Making a joke about disabilities is similar to making jokes about diseases. Although they are not as common, jokes about cancer are still said. As a person who knows people who have had cancer, it makes me angry for someone to compare a simple mistake or whatever to a serious illness that is killing people.

The rape jokes, “it isn’t rape if you like it” or “I’m gonna rape you”, were nearly as common as the disability jokes. I heard approximately one joke about rape a day. It boggles my mind to see students, predominately male students, make jokes about such matters. People ages 12–24 are the most likely to be sexually assaulted. One in every six women is sexually assaulted. This means that any one of your female classmates has a 16.6% chance of having already been sexually assaulted or being sexually assaulted in the future.

Men are also at risks of being sexually assaulted, though it is less common. People that are transgender are the most common to be sexually assaulted. In every school there are students who are transgender or students that relate to gender dysphoria. How would you feel if you were sexually assaulted and you heard people joking about it? I would feel uncomfortable being around these students, seeing as they, probably, do not see rape as a serious issue. I truly do not understand why someone would make this kind of joke. I don’t even know what to think.

The suicide jokes, “I’m gonna kill myself” or “just kill yourself”, are the next most common jokes. Around 17.7% of high school students have reported considering suicide, have attempted suicide, or have attempted suicide and needed medical assistance. Even one of my gym coaches admitted to having suicidal thoughts. People don’t realize how these “jokes” can affect their fellow students. By saying one of these “jokes”, it could be the last straw for someone considering suicide. Why would you risk someone’s life for a few laughs? That’s just, it’s not cool, man.
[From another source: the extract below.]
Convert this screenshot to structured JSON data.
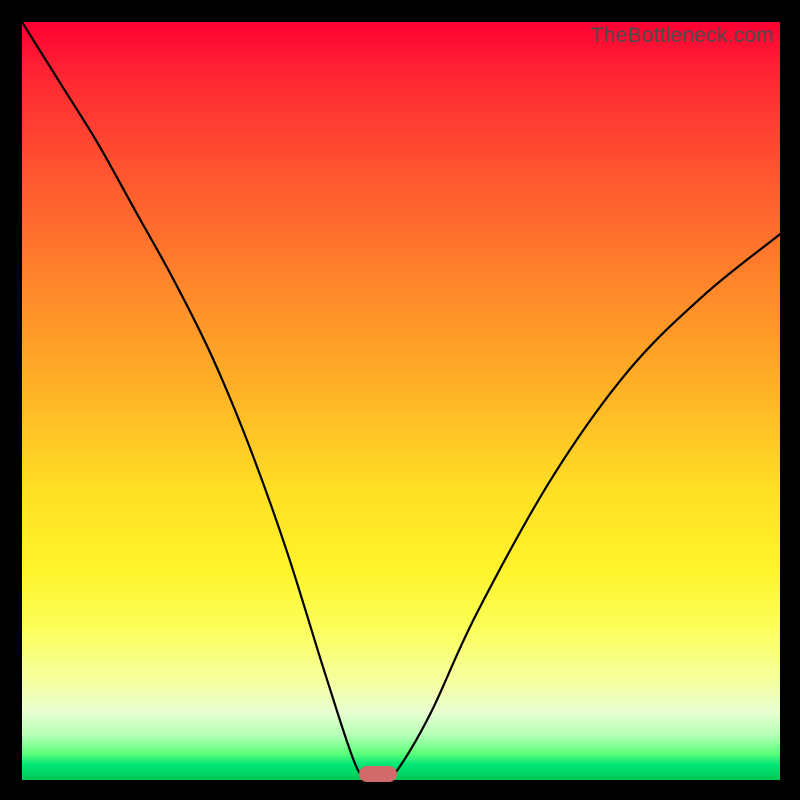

The mental disorder jokes, “this gives me depression” or “haha look I’m schizophrenic”, are the least common. I used to hear these jokes nearly every day, and I am grateful that they are not said as much. Imagine that you are someone dealing with anxiety or depression or any other mental disorder. If someone joked about something you are going through, how would that make you feel? I have to admit, even I have made these jokes. Once I realized how serious they were, I stopped telling them. I do not wish to make anyone around me feel uncomfortable or that they are dealing with a miniscule problem. I don’t want to be that person who makes other people feel worthless. Do you want to be that person? I don’t think you do.

I was not instructed to conduct this study, no adult or authority figure told me to do this. I have heard these jokes for a large portion of my life. Since middle school, I have heard these jokes on a daily basis. These jokes are said in classes, in front of teachers, in front of parents, in front of the principal. These jokes are said in front of so many people, and no one has done anything to try and stop it. We all know how important it is to not bully people or to be kind to others, but we don’t even think about how these jokes could be affecting our fellow students or even our closest friends. So, instead of sitting around and being a bystander, what are you going to do to help stop these “jokes”? During this study, even if it disrupted my observations, I told people how disrespectful those jokes are — giving that I had the courage to do so. I have done my part, and I will continue to do my part. Are you going to do yours?